Es como si Rajoy hubiera recurrido al vientre de alquiler de la vicepresidenta
Si a esas consolidaciones sumamos la continuidad de Montoro y Fátima Báñez, sus fieles escuderos de la pasada legislatura, y la desaparición de sus antagonistas Margallo y Fernández Díaz, queda un gobierno en el que el peso del “clan de los sorayos” –a partir de ahora “pollada sorayesca”- crece de forma exponencial en detrimento del llamado G-8. De aquel potente grupo de amigos personales del presidente ya sólo queda Guindos con el refuerzo potencial de Dastis, acostumbrado a tutelarle en sus tumbos idiomáticos durante las cumbres europeas. Aunque Cospedal y Zoido se sumaran a ese tándem, la correlación de fuerzas seguiría siendo abrumadoramente favorable a la vicepresidenta.
La clave estriba en que Rajoy ha seguido entregándole los resortes del clientelismo político al permitirle sumar al Ministerio de la Presidencia el de Administraciones Territoriales –clave junto al de Hacienda para la financiación autonómica-, conservar el CNI y delegar la portavocía en uno de los suyos. Es obvio que en este panorama ministros que podrían quedar en tierra de nadie como García Tejerina y los neófitos Dolors Montserrat e Iñigo de la Serna van a tener muy claro dónde está el sol que más calienta.
Es evidente que nada de esto estaría sucediendo si el presidente no lo quisiera expresamente. A poco que este gabinete dure –y teniendo en cuenta el año de gobierno en funciones- Rajoy quedará afectado por su compromiso público con Ciudadanos de no aspirar a un tercer mandato. Como puede apreciarse en la encuesta que hoy publicamos, la mayoría cree que no cumplirá ni esta ni ninguna de las otras condiciones pactadas con Rivera; pero sin duda pesará también sobre su ánimo que Aznar honró exquisitamente la autolimitación a dos mandatos y que de esa renuncia brotó su propio liderazgo.
Ironías al margen, parece claro que cuando Rajoy dijo en mayo que no tenía un “heredero natural” en el PP no se refería a que su hijo Marianito no tuviera todavía ni la edad ni la acumulación de collejas necesarias para dar continuidad a la saga. Aludía más bien a los cadáveres apilados en la cuneta de su biografía política –Rato, Gallardón, Esperanza, Zaplana…-, a los muertos vivientes –Arenas, González Pons- que aún adornan su paisaje y al puñado de imberbes –Casado, Maroto, Levy- que llegaron a forjarse expectativas, como se ve baldías.
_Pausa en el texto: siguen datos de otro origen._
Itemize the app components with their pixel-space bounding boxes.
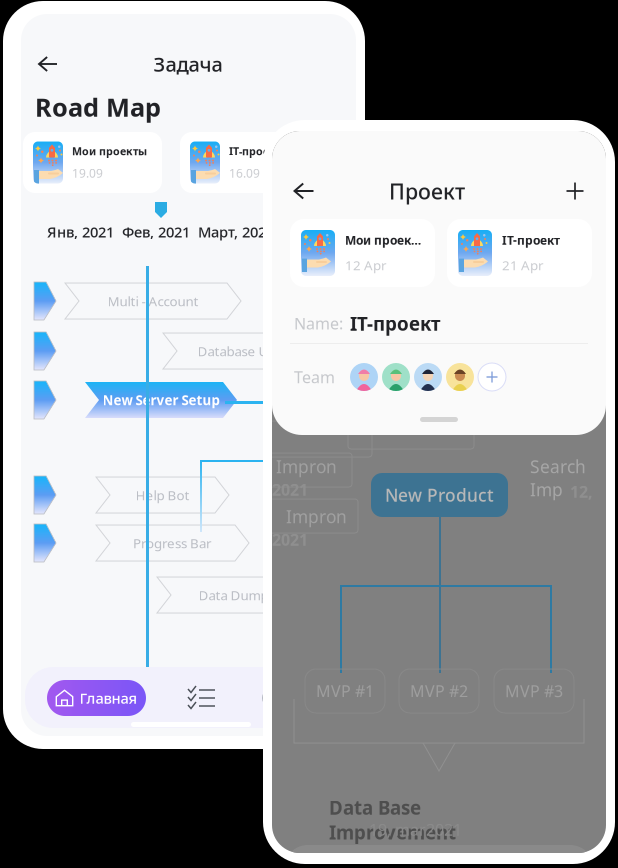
staticText: Март, 2021	[198, 222, 274, 242]
button[interactable]: Data Dump	[157, 577, 310, 613]
button[interactable]: Add	[558, 175, 592, 207]
button[interactable]: MVP #1	[305, 669, 385, 713]
button[interactable]: Progress Bar	[96, 525, 249, 561]
staticText: Database Update	[198, 342, 304, 360]
button[interactable]: New Server Setup	[85, 382, 237, 418]
staticText: IT-проект	[502, 232, 560, 248]
button[interactable]: Tasks	[188, 687, 214, 709]
button[interactable]: Database Update	[163, 333, 339, 369]
staticText: Мои проекты	[72, 144, 147, 158]
staticText: Multi - Account	[108, 292, 198, 310]
staticText: New Product	[385, 484, 494, 506]
button[interactable]: Profile	[263, 686, 287, 710]
staticText: Data Base Improvement	[329, 795, 456, 845]
button[interactable]: Главная	[47, 680, 146, 716]
button[interactable]: Multi - Account	[65, 283, 241, 319]
button[interactable]: IT-проект	[180, 132, 319, 193]
staticText: Team	[294, 366, 335, 388]
button[interactable]: Add member	[478, 363, 506, 391]
staticText: Name:	[294, 313, 343, 334]
button[interactable]: MVP #2	[399, 669, 479, 713]
staticText: 19, mar2021	[369, 819, 462, 840]
button[interactable]: MVP #3	[494, 669, 574, 713]
staticText: 2021	[272, 529, 308, 550]
button[interactable]: Back	[30, 48, 66, 80]
staticText: IT-проект	[350, 311, 440, 336]
staticText: New Server Setup	[102, 391, 220, 409]
staticText: MVP #3	[505, 680, 563, 702]
staticText: 12 Apr	[345, 256, 387, 274]
staticText: Задача	[154, 51, 222, 77]
button[interactable]: Help Bot	[96, 477, 229, 513]
staticText: Help Bot	[136, 486, 190, 504]
button[interactable]: Мои проекты	[23, 132, 162, 193]
button[interactable]: Back	[286, 175, 322, 207]
staticText: 16.09	[229, 165, 260, 181]
staticText: 21 Apr	[502, 256, 544, 274]
staticText: Progress Bar	[133, 534, 212, 552]
staticText: Янв, 2021	[47, 222, 114, 242]
staticText: MVP #2	[410, 680, 468, 702]
staticText: Фев, 2021	[122, 222, 190, 242]
staticText: Search Imp	[530, 455, 586, 501]
button[interactable]: IT-проект	[447, 219, 592, 287]
staticText: Главная	[80, 688, 138, 708]
staticText: Impron	[276, 455, 337, 478]
staticText: 19.09	[72, 165, 103, 181]
staticText: Impron	[286, 505, 347, 528]
staticText: Road Map	[35, 90, 161, 124]
staticText: 12,	[570, 481, 593, 502]
staticText: MVP #1	[316, 680, 374, 702]
button[interactable]: Мои проекты	[290, 219, 435, 287]
staticText: Мои проекты	[345, 232, 421, 248]
staticText: IT-проект	[229, 144, 281, 158]
staticText: Проект	[389, 177, 465, 205]
staticText: 2021	[272, 479, 308, 500]
staticText: Data Dump	[198, 586, 268, 604]
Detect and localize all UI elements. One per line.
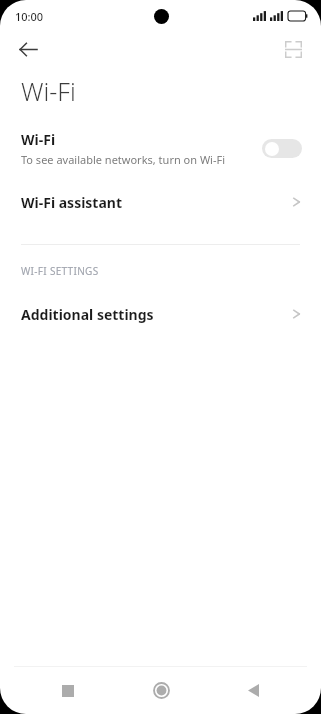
button[interactable]: Home bbox=[137, 667, 185, 714]
button[interactable]: Wi-Fi bbox=[0, 122, 321, 174]
staticText: Wi-Fi bbox=[21, 130, 56, 149]
staticText: 10:00 bbox=[15, 9, 44, 24]
button[interactable]: Back bbox=[11, 32, 45, 66]
staticText: WI-FI SETTINGS bbox=[21, 264, 99, 278]
button[interactable]: Wi-Fi assistant bbox=[0, 182, 321, 222]
staticText: Wi-Fi bbox=[21, 74, 76, 108]
staticText: To see available networks, turn on Wi-Fi bbox=[21, 152, 226, 167]
button[interactable]: Back bbox=[229, 667, 277, 714]
staticText: Additional settings bbox=[21, 305, 292, 324]
button[interactable]: Scan QR code bbox=[276, 32, 310, 66]
button[interactable]: Additional settings bbox=[0, 294, 321, 334]
button[interactable]: Recent apps bbox=[44, 667, 92, 714]
button[interactable]: Wi-Fi toggle, off bbox=[262, 139, 302, 158]
staticText: Wi-Fi assistant bbox=[21, 193, 292, 212]
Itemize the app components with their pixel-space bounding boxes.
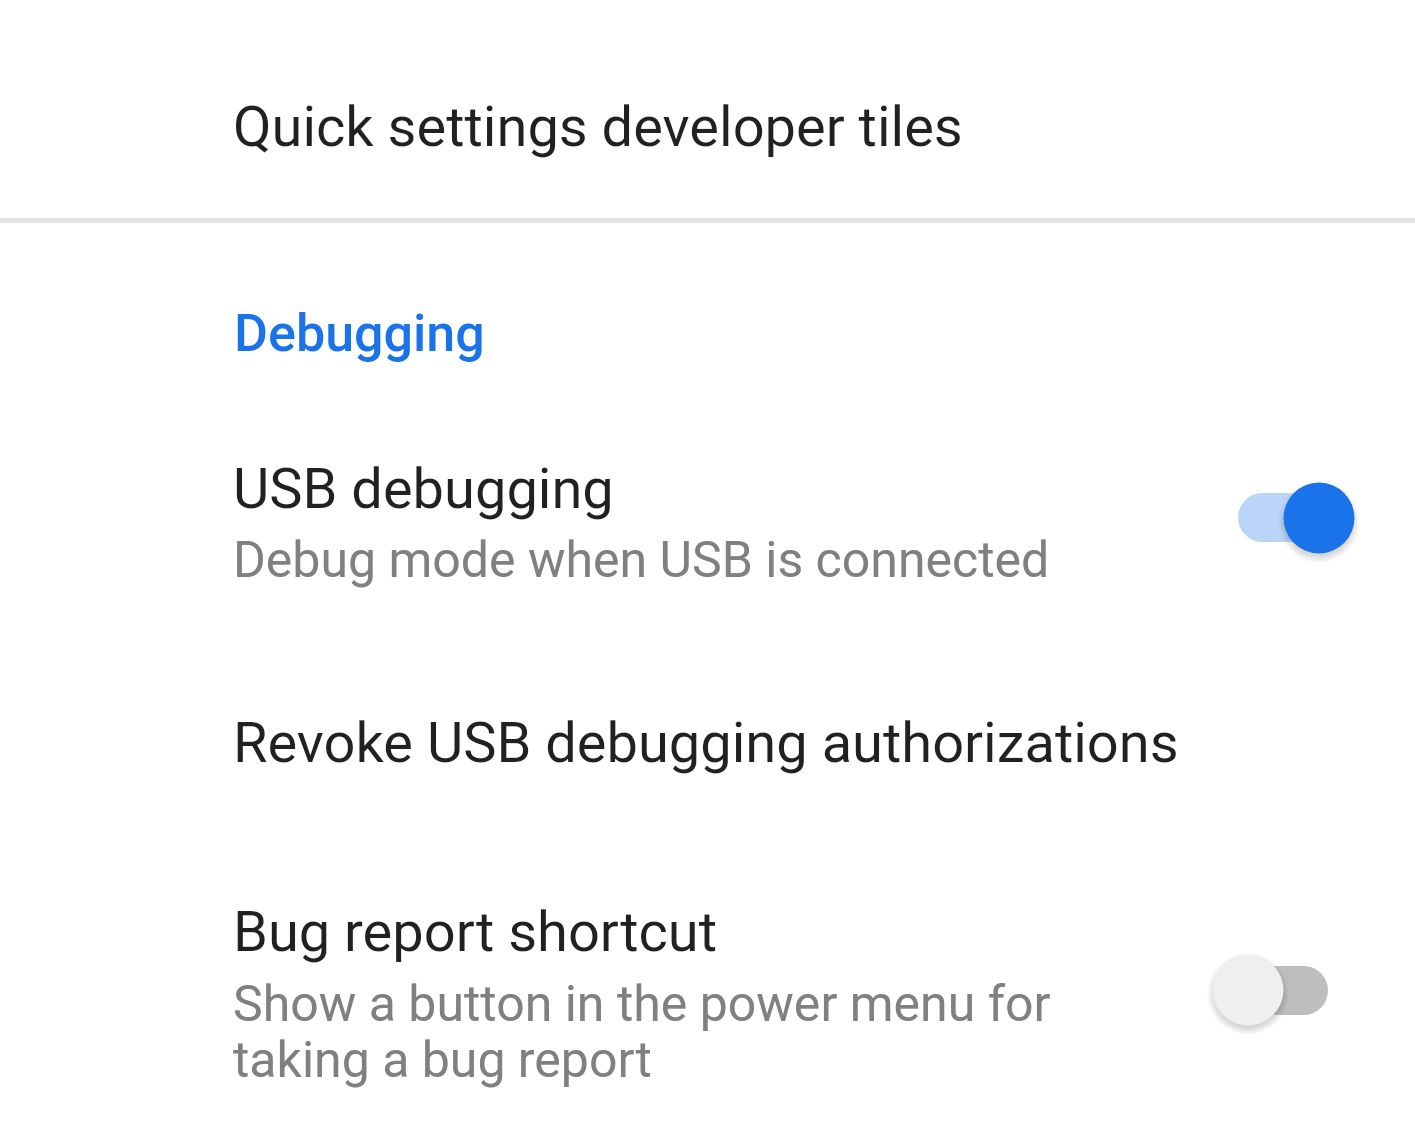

Ahora todo ha cambiado y es el propio Rajoy quien surge como gran impulsor de la “operación Menina”, urdida el año pasado en su contra. La pequeña Soraya que llegó en 2008 a la portavocía del grupo parlamentario como si fuera Annie la Huerfanita, protegida por su extravagante Papaíto Piernas Largas, es ya todo un proyecto de presidenta del Gobierno en marcha. La Thatcher, la Merkel, la Hillary española. Por eso la última pollada de Rajoy es ya la primera pollada de Sáenz de Santamaría. Por eso la verdadera derrota en este envite no ha sido la de Cospedal sino la de Núñez Feijoo. Cosas de gallegos.